WIP: graph representation of model #1683

stevenjkern · 2017-01-19T19:06:28Z

This is an attempt to address #1547, but it is neither clever nor fancy.

I have added an attribute to most of the Distribution classes that list the names of the distribution's parameters and adds a graph attribute (a networkx.DiGraph) to the Model which gets populated each time a new variable is added to the model by inspecting the values of the added distribution's parameters. I am totally open to suggestions for other approaches to accomplish this.

Below is an example of the graph in pymc3/examples/gelman_schools.py:

(pymc3_dev)skern pymc3[enh/model-to-graph]$ python -i pymc3/examples/gelman_schools.py 
Auto-assigning NUTS sampler...
Initializing NUTS using advi...
Average ELBO = -44.489: 100%|█████████████████████████████████████████████████████████████████| 200000/200000 [00:11<00:00, 17496.64it/s]
Finished [100%]: Average ELBO = -44.474
100%|███████████████████████████████████████████████████████████████████████████████████████████████| 1000/1000 [00:02<00:00, 418.49it/s]
/home/skern/.local/git_repos/pymc3/pymc3/stats.py:202: UserWarning: Estimated shape parameter of Pareto distribution is
        greater than 0.7 for one or more samples.
        You should consider using a more robust model, this is
        because importance sampling is less likely to work well if the marginal
        posterior and LOO posterior are very different. This is more likely to
        happen with a non-robust model and highly influential observations.
  happen with a non-robust model and highly influential observations.""")
>>> import networkx as nx
>>> import matplotlib.pyplot as plt
>>> pos = nx.spectral_layout(schools.graph)
>>> nx.draw_networkx_nodes(schools.graph, pos)
<matplotlib.collections.PathCollection object at 0x7fa3c5098410>
>>> nx.draw_networkx_edges(schools.graph, pos)
<matplotlib.collections.LineCollection object at 0x7fa3d56dcc10>
>>> labels = {node: str(node) for node in schools.graph.nodes()}
>>> nx.draw_networkx_labels(schools.graph, pos, labels)
{eta: <matplotlib.text.Text object at 0x7fa3c50ab910>, obs: <matplotlib.text.Text object at 0x7fa3c50ba490>, tau_log_: <matplotlib.text.Text object at 0x7fa3c50ba050>, mu: <matplotlib.text.Text object at 0x7fa3c50abbd0>}
>>> plt.show()

… is added

ferrine · 2017-01-19T20:51:35Z

Wow great, I think that layout needs to be more pretty, and variable parameters associated with one random variable should be detected.

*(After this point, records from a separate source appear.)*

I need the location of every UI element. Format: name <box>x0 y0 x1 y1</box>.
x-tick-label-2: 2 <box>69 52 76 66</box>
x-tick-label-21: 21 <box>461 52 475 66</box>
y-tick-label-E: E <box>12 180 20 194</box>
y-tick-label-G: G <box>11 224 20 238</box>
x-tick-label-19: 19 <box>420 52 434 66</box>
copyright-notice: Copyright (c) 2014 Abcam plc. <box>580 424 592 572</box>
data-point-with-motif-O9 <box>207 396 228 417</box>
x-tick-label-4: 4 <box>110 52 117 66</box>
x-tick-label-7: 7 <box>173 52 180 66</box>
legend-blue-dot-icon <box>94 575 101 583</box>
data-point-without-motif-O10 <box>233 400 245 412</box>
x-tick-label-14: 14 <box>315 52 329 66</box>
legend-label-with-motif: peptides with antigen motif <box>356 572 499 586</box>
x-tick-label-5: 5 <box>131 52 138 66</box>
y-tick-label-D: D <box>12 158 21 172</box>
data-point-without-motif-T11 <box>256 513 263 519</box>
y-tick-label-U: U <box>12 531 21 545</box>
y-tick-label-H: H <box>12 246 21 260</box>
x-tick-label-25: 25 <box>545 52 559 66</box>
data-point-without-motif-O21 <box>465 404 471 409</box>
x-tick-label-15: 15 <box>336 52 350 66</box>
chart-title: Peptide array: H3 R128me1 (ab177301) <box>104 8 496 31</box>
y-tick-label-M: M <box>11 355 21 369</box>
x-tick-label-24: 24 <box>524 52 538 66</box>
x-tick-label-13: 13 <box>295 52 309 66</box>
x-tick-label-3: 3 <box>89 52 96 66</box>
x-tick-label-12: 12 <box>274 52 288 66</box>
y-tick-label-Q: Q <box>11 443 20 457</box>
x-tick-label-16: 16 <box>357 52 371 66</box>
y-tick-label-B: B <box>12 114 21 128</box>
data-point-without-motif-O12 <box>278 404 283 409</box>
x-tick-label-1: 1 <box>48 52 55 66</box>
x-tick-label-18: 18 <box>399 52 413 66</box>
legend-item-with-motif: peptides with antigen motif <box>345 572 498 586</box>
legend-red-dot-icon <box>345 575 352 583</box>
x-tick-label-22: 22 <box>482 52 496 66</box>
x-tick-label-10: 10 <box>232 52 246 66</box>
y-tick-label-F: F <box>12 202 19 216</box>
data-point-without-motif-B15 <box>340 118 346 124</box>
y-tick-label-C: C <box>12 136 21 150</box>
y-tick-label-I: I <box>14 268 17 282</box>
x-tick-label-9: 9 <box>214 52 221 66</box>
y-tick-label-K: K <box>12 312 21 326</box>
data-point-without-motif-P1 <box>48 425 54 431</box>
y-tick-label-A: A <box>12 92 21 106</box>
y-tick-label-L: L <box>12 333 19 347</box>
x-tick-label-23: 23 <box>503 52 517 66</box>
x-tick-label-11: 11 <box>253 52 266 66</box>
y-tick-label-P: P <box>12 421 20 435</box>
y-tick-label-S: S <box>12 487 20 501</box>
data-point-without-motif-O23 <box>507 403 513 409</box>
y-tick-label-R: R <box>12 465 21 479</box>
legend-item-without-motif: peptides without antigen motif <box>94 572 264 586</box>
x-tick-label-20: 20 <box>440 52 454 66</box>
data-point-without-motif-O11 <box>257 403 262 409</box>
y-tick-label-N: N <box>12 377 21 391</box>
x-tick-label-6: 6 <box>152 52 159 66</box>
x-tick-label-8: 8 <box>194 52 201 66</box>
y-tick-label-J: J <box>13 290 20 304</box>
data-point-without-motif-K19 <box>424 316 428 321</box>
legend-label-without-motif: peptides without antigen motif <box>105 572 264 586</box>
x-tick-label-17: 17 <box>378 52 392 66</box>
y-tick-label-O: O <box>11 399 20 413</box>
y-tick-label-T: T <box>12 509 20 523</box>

ColCarroll · 2017-01-20T14:50:33Z

I agree with ferrine -- this is a really cool PR!

I would prefer the API to be decoupled from the Model class, so that in your above example, you could instead just call pm.plot_network(schools, layout='spectral', labels=True) (or something like that!)

I suspect you could derive all the necessary information from the model (including, probably, the variable parameter names), rather than updating state, but I haven't tried this myself yet.

stevenjkern · 2017-01-20T17:56:49Z

Thanks @ferrine and @ColCarroll, I can extract the graph building logic entirely into its own function that takes the model as an argument and exposes all of the networkx layouts (at last the ones that don't depend on GraphViz/pygraphviz`).

Also tests, obviously.

…etwork function

twiecki · 2017-01-30T22:32:15Z

@stevenjkern Does the plot this creates still look like the one above?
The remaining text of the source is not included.